Después de un largo paseo, el carruaje frenó frente a la entrada del cementerio.
—Puedes irte; te ganaste mi respeto —dijo el señor, despidiéndose con su sombrero.
—¿Qué ha ocurrido? ¿Qué fue todo esto? —preguntó Juan.
—Si te lo cuento deberás morir —respondió el señor con cara de preocupación.
Juan ya había perdido el miedo a la muerte después de lo vivido, ya no le importaba perder la vida.
—Cuéntalo —dijo Juan.
El señor se bajó de su carruaje, el cual desapareció al instante; empezó a quitarse el rostro y su cuerpo se cayó como un saco vacío. Del saco salió un duende con traje de etiqueta.

—Sorprendido —dijo el duende—. Bueno, ¿tú querías que te explicara? ¿Por qué no contarte toda la verdad? Empecemos por lo simple yo soy un duende y he vivido desde que el hombre aprendió a balbucear. Sé identificar cuando alguien tiene miedo o simplemente no mide el peligro. Me dedico a montar bromas desde la antigüedad y he perfeccionado mi estilo de magia. Pero bueno, basta de mí.
—Sígueme —dijo el duende; caminó hasta el auto y le mostró a Juan el cuerpo de Fernando aún en el asiento del conductor, y allí también estaba el propio Juan, que se horrorizó cuando vio su cuerpo sin vida con una herida en la cabeza igual que la de su compañero. El duende siguió hablando:
—Tu compañero fue hechizado por la muerte blanca —o así la llamo yo— es la mujer de blanco, una adorable dama cuando no está trabajando. Pero bueno, ella y yo hemos estado en una competencia por ver quién se lleva más almas. Ella se para en la carretera y hechiza a quien la ve para que lleguen a su tumba y es entonces cuando drena su alma.

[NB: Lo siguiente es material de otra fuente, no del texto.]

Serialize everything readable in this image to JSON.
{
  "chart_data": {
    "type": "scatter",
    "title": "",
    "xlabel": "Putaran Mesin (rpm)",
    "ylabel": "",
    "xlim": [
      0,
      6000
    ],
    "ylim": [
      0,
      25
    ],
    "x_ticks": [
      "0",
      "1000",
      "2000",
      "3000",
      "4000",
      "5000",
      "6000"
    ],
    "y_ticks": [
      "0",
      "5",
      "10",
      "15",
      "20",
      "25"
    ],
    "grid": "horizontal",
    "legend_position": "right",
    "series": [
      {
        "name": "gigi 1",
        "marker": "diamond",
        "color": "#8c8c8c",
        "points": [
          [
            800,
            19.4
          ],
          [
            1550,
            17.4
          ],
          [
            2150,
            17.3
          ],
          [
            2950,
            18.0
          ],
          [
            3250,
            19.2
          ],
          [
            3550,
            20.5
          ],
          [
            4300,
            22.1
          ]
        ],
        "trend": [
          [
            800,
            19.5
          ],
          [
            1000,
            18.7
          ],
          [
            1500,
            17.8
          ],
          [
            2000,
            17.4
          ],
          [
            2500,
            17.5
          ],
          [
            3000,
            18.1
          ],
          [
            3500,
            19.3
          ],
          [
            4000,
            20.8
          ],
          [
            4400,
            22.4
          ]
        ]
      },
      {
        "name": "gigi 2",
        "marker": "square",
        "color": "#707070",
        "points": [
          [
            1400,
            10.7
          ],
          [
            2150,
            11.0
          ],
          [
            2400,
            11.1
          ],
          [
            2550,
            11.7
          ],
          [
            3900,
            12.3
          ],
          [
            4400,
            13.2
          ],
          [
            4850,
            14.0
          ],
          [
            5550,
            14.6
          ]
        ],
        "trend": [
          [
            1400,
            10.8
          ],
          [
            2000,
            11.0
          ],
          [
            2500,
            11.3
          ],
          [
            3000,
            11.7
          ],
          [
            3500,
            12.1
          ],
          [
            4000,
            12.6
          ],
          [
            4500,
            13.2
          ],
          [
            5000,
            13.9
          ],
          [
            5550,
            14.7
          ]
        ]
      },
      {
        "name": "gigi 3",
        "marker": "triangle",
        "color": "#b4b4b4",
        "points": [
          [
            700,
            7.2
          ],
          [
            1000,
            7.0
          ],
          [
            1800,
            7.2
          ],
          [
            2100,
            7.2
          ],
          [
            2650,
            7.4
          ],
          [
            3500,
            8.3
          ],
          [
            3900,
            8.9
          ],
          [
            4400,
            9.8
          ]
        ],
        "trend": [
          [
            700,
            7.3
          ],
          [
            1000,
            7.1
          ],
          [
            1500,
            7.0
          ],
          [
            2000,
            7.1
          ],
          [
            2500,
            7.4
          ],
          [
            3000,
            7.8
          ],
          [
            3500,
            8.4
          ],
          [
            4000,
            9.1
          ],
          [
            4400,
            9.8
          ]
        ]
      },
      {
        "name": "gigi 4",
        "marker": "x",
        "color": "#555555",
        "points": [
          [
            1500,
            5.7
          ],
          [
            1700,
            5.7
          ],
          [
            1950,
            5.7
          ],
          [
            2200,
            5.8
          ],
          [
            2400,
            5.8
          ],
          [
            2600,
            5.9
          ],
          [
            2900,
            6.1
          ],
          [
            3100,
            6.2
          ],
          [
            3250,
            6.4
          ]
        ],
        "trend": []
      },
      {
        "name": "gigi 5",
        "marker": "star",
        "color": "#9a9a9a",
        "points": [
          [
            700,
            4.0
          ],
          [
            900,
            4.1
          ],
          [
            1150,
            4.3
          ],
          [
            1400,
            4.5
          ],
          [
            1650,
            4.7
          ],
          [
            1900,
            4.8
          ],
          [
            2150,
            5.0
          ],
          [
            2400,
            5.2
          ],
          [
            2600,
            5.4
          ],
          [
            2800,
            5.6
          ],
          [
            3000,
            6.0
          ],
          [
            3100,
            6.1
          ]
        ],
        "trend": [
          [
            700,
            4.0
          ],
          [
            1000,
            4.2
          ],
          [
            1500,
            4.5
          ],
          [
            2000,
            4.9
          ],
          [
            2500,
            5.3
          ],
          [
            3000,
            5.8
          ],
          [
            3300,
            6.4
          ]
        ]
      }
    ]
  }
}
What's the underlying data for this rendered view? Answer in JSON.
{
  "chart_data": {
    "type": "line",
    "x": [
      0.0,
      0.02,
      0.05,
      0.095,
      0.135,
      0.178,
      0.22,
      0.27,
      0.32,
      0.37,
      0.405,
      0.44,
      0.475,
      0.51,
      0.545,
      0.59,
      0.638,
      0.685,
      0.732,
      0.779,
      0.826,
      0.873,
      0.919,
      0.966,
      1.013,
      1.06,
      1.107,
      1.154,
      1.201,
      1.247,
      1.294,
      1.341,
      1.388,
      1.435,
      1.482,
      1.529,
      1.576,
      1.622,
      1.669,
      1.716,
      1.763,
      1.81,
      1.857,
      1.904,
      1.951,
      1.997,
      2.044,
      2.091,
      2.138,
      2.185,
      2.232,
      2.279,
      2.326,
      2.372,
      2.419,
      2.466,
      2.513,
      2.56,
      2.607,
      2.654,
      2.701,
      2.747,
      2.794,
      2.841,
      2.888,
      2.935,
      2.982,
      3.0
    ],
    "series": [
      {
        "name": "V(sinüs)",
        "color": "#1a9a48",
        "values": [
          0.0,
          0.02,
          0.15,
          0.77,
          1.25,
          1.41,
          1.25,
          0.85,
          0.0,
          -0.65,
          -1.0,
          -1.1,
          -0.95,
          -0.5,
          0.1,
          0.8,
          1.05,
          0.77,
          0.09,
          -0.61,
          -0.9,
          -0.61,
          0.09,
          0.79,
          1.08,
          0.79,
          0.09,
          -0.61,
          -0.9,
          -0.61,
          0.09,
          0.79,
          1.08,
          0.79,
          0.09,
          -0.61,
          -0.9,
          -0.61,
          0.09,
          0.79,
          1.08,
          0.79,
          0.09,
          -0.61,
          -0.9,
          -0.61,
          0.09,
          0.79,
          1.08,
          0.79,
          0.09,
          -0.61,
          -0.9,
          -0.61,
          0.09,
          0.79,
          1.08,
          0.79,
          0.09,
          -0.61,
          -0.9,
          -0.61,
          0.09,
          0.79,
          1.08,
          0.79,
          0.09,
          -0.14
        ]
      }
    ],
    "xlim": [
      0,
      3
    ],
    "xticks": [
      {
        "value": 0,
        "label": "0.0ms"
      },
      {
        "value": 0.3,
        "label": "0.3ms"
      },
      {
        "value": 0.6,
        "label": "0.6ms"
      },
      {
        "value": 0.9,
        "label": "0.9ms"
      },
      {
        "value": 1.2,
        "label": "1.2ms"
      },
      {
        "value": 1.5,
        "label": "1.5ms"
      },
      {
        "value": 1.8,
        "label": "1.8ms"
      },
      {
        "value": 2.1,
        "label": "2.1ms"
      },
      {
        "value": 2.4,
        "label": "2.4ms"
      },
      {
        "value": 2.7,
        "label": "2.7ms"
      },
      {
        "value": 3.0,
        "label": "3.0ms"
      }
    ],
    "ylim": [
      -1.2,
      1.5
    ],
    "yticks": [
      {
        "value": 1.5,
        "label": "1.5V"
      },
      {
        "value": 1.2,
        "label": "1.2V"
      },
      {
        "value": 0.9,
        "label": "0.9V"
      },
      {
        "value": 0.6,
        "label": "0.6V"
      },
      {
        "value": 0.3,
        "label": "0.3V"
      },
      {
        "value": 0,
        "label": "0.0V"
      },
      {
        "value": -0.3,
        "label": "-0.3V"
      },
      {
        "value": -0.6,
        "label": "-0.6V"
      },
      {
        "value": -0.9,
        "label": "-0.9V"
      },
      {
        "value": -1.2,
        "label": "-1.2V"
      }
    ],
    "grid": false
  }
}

—Yo soy de la vieja escuela —continuó—. No arrebato almas a la fuerza: las convenzo. Hago que los vivos entren al cementerio por decisión propia. Les pido que dejen sal en la entrada —para que crean que pueden salir— y que arrojen polvo dorado sobre una tumba abierta. Ese gesto, nacido de su codicia o curiosidad, sella su destino. No los mato: los distraigo. Si no regresan a su cuerpo antes de las tres de la mañana, vagarán para siempre, y entonces los empujo al interior de la tumba.
El duende se detuvo, inclinó la cabeza y añadió, más sincero que burlón:
—No creas que vine por ti —añadió, con una sonrisa torcida—Simplemente pasó. Vi el accidente, olí el miedo, y supe que era una oportunidad. Tú aceptaste subirte al carruaje; eso bastó. Suerte para mí… mala suerte para ti.
Juan cerró los ojos y vio como encajaban las piezas: el joven en la reja, el anciano con el fajo de billetes, la mujer de blanco, el carruaje. Todo encajaba en una especie de historia espeluznante.
Desde entonces, Juan recorre el cementerio, y solo los que son más sensibles a lo paranormal pueden escuchar su triste historia.